For Sid.
With all due deference to the place of privilege conferred upon the eyes, I profoundly believe that our actions also serve as true windows to the soul.
An example: Take a look at your to-do list and see what items get done first. Barring true emergencies or drop-dead deadlines, most of us choose to do the things we like best, or detest least, or are the easiest to accomplish or otherwise offer a low threshold of resistance. We do not always attend to those that are most important, even most urgent, or most responsible. In other words, we do what we most want, not what we most should.
Relatedly, I know that no matter how much I protest that I really am feeling better (as I did time and again this week after being felled by a hat-trick of ailments), it is only when I start cleaning up that you know health is on the way. If I say I am better and prove it by going into the kitchen to make myself a cup of tea, bad news. But if I go into the kitchen, grab the broom and start sweeping, or grumble while washing the dirty dishes left in the sink, then you know I am on the mend.
Which leads me to the following question: what am I to make of the fact that the first thing I did this morning after but 2 hours sleep (our electricity went out from 6:30 a.m. Saturday til 4:00 a.m. Sunday and there was lots to do to make sure the house stayed warm and the family comfortable and the food didn’t spoil) was bundle up, grab the shovel and clear my front walk? Mind you, the street was only moderately drivable, my driveway was impassable, piled high with snow, and, to state the obvious, we were not expecting any company. But there I am, at 7:30 a.m., battling with the well-packed snow, clearing a path no bigger than the shovel is wide, along the 35 feet or so of my front walk.
(By the way, if you ever wondered how the Eskimo can build their igloos out of snow, the weekend storm offered the perfect answer. You could literally cut the snow into blocks. That is how I shoveled it. In chunks sliced off at the edge, like serving a huge birthday cake. So imagine if the snow were colder and denser and had more time to set. This weekend’s snow would have made fabulous igloo material. And I can attest to its insulating power. We went without a heating source for 12 hours on Shabbat and lost only five degrees of heat during the entire time, no doubt due to the blessing of snow on our roof. Many of us may have smaller energy bills this month because of the snow. Now we just have to worry about it melting.)
My son emerged from his room close to noon, glanced at the shoveled walk that led to nowhere, and asked me, incredulously as only a 17 year old can, “What were you thinking?”
It was a reasonable question. Clearly, I wasn’t thinking; I was just doing.
My husband suggested I shoveled the walk because I couldn’t get to the gym, which didn’t open till midday today (and besides, we were still snowed in).
And there may be some truth in that. But here is what I also think, more altruistically, contributed to my decision: the need for neighbors and neighborliness multiplies during snowstorms.
If we have strength and health, shelter and company, food and a source of warmth, light and security, we can settle in, hunker down and enjoy the show.

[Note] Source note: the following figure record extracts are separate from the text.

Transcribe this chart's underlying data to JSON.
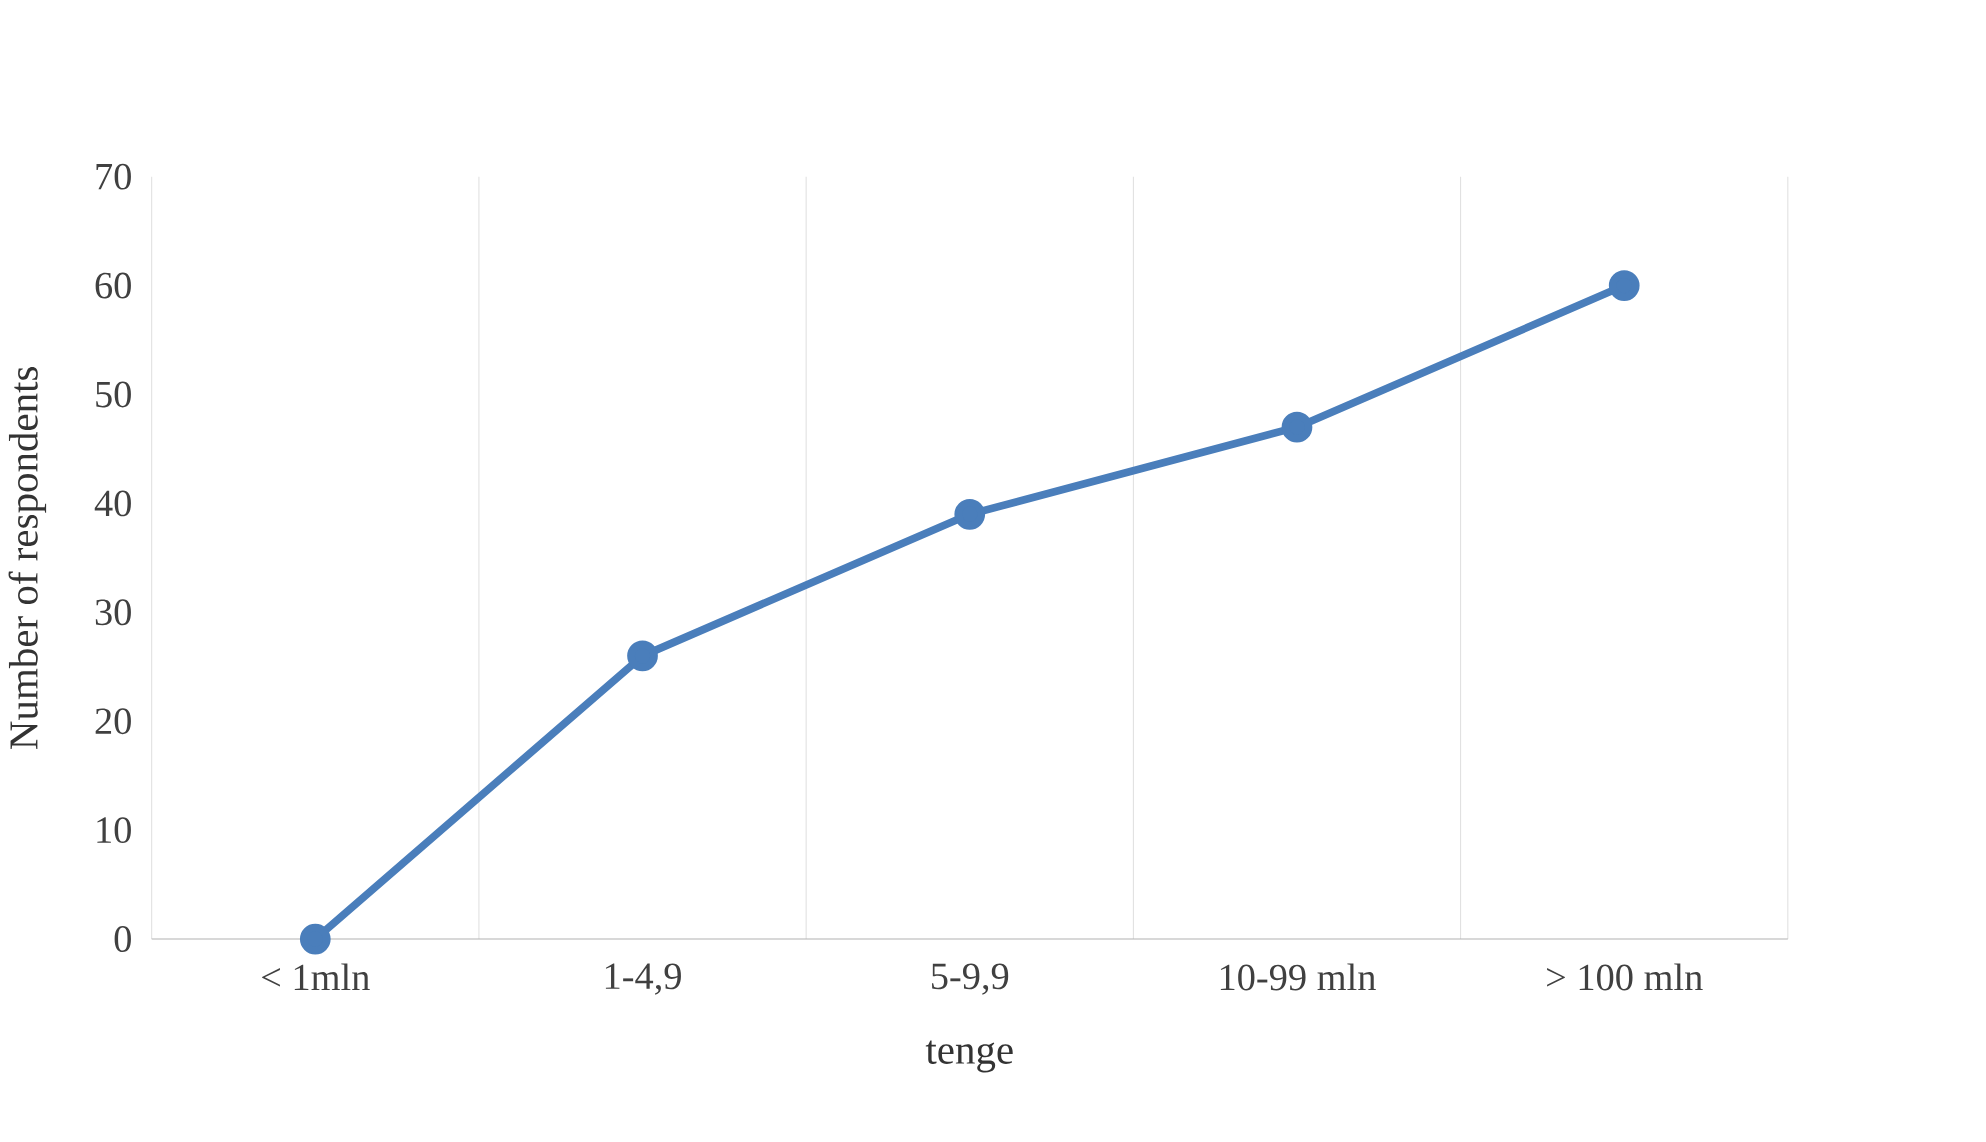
{
  "chart_data": {
    "type": "line",
    "xlabel": "tenge",
    "ylabel": "Number of respondents",
    "categories": [
      "< 1mln",
      "1-4,9",
      "5-9,9",
      "10-99 mln",
      "> 100 mln"
    ],
    "values": [
      0,
      26,
      39,
      47,
      60
    ],
    "color": "#4a7ebb",
    "ylim": [
      0,
      70
    ],
    "yticks": [
      0,
      10,
      20,
      30,
      40,
      50,
      60,
      70
    ],
    "grid": "x",
    "marker": "circle",
    "line_style": "solid"
  }
}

But if we do not, snowstorms can be frightening, lonely and dangerous. To know that there is someone down the road whom you can count on, someone across the street who will dig you out, someone whose door is open to you should you need them, is to turn a potential terror into a fun, family story for the ages.

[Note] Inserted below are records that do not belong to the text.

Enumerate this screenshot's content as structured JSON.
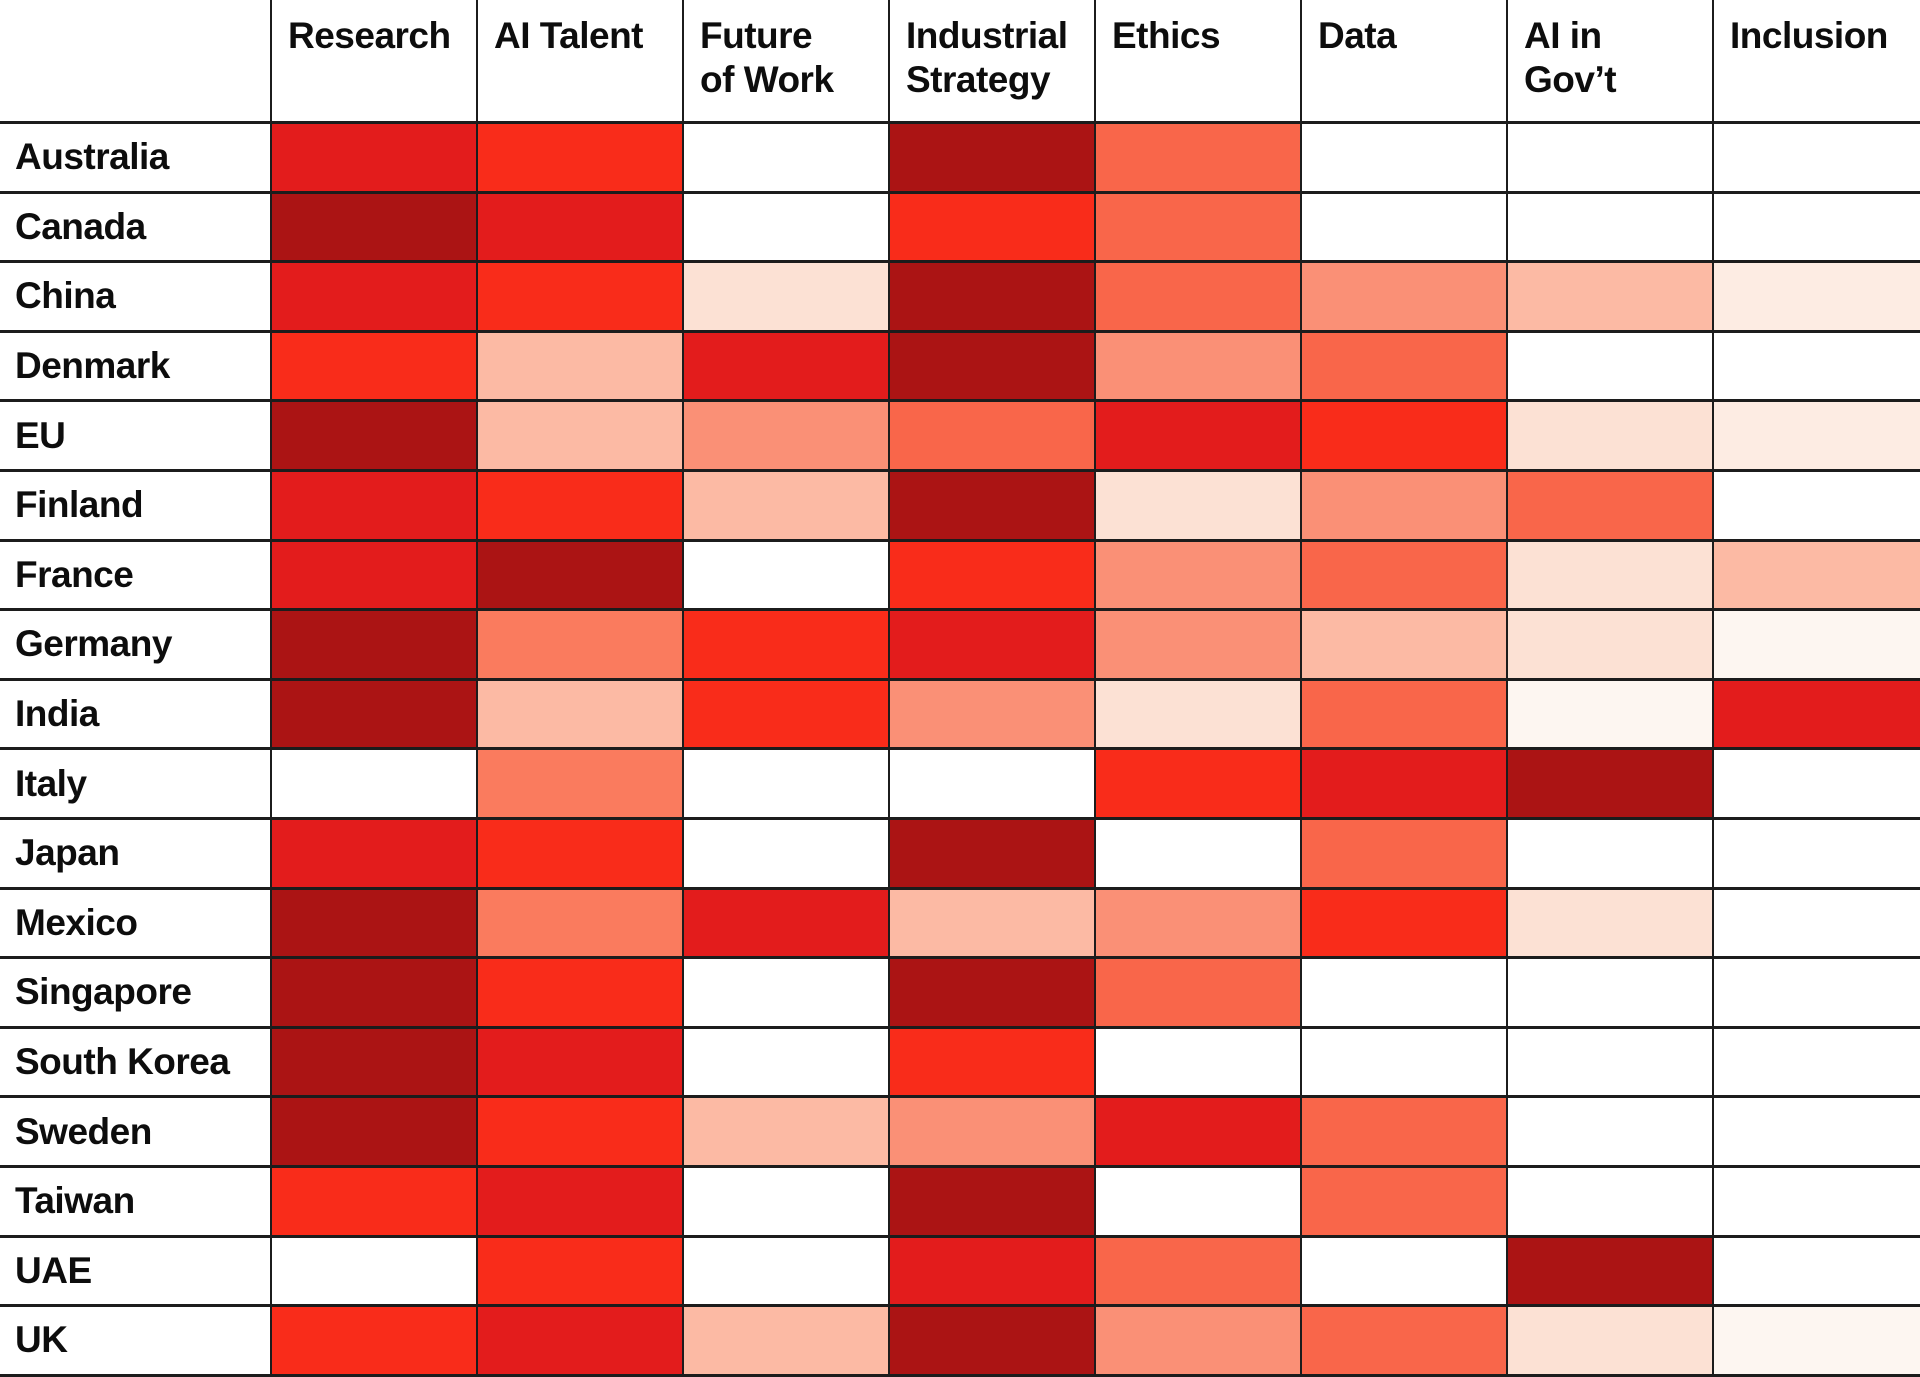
{
  "page": {
    "background": "#ffffff",
    "grid_line_color": "#1c1c1c",
    "text_color": "#0d0d0d"
  },
  "chart_data": {
    "type": "heatmap",
    "title": "",
    "columns": [
      "Research",
      "AI Talent",
      "Future\nof Work",
      "Industrial\nStrategy",
      "Ethics",
      "Data",
      "AI in\nGov’t",
      "Inclusion"
    ],
    "rows": [
      "Australia",
      "Canada",
      "China",
      "Denmark",
      "EU",
      "Finland",
      "France",
      "Germany",
      "India",
      "Italy",
      "Japan",
      "Mexico",
      "Singapore",
      "South Korea",
      "Sweden",
      "Taiwan",
      "UAE",
      "UK"
    ],
    "value_scale": {
      "min": 0,
      "max": 10,
      "meaning": "0 = blank (white), 10 = darkest red; intensity estimated from cell color"
    },
    "palette": {
      "0": "#ffffff",
      "1": "#fdf6f1",
      "2": "#fdece3",
      "3": "#fce1d4",
      "4": "#fcbaa4",
      "5": "#fa9076",
      "6": "#fa7b5e",
      "7": "#f9664a",
      "8": "#f92c1a",
      "9": "#e31c1c",
      "10": "#ab1414"
    },
    "values": [
      [
        9,
        8,
        0,
        10,
        7,
        0,
        0,
        0
      ],
      [
        10,
        9,
        0,
        8,
        7,
        0,
        0,
        0
      ],
      [
        9,
        8,
        3,
        10,
        7,
        5,
        4,
        2
      ],
      [
        8,
        4,
        9,
        10,
        5,
        7,
        0,
        0
      ],
      [
        10,
        4,
        5,
        7,
        9,
        8,
        3,
        2
      ],
      [
        9,
        8,
        4,
        10,
        3,
        5,
        7,
        0
      ],
      [
        9,
        10,
        0,
        8,
        5,
        7,
        3,
        4
      ],
      [
        10,
        6,
        8,
        9,
        5,
        4,
        3,
        1
      ],
      [
        10,
        4,
        8,
        5,
        3,
        7,
        1,
        9
      ],
      [
        0,
        6,
        0,
        0,
        8,
        9,
        10,
        0
      ],
      [
        9,
        8,
        0,
        10,
        0,
        7,
        0,
        0
      ],
      [
        10,
        6,
        9,
        4,
        5,
        8,
        3,
        0
      ],
      [
        10,
        8,
        0,
        10,
        7,
        0,
        0,
        0
      ],
      [
        10,
        9,
        0,
        8,
        0,
        0,
        0,
        0
      ],
      [
        10,
        8,
        4,
        5,
        9,
        7,
        0,
        0
      ],
      [
        8,
        9,
        0,
        10,
        0,
        7,
        0,
        0
      ],
      [
        0,
        8,
        0,
        9,
        7,
        0,
        10,
        0
      ],
      [
        8,
        9,
        4,
        10,
        5,
        7,
        3,
        1
      ]
    ],
    "legend_position": "none",
    "gridlines": true
  }
}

I know several neighborhoods, cul de sacs mainly, that have a tradition of gathering in one of the homes on snow days and power outages. Everyone brings something: food, a game,a buoyant attitude, and the group celebrates this time-out-of-time together.
Then there are my dear friends who spent much of the day digging out elderly and sickly neighbors. Their caring and company were as valuable as the tangible results of their kindness. To know you are remembered when least able to be seen, to know that despite being unable to give back you are deemed worthy of being given to, is to feel loved, unconditionally. That is what we all seek. Yet it is hard to show that during normal times. As benefactors, we hardly have the time to give. As recipients, we wonder with skepticism at the generosity of the benefactor. So how wonderful that snowstorms provide both the time and the circumstance that allows this social exchange, this knitting together of proximate lives that too often are lived apart.
My neighborhood is not conducive to personal shoveling. The driveways are too large; the seasonal contracts for plowing have long been signed. But the one thing I can do is signal this intent of caring, of symbolizing the open-home to any who need it.
In the Talmud we read that during mealtimes, Rabbi Yehudah would hang a napkin outside his home signaling to all who were hungry that dinner was being served and there was a place ready for them at the table. We no longer live in such mixed neighborhoods, nor are we at ease inviting such others into the intimate places of our homes. But my shoveled walkway was meant to signal something similar: that despite the apparent barriers society throws up, despite the emotional distance so many of us place between ourselves, it is good to know that perhaps deep down, our homes are always open to those in need of warmth, a bowl of soup, a comfortable chair, a tender heart, and a listening ear.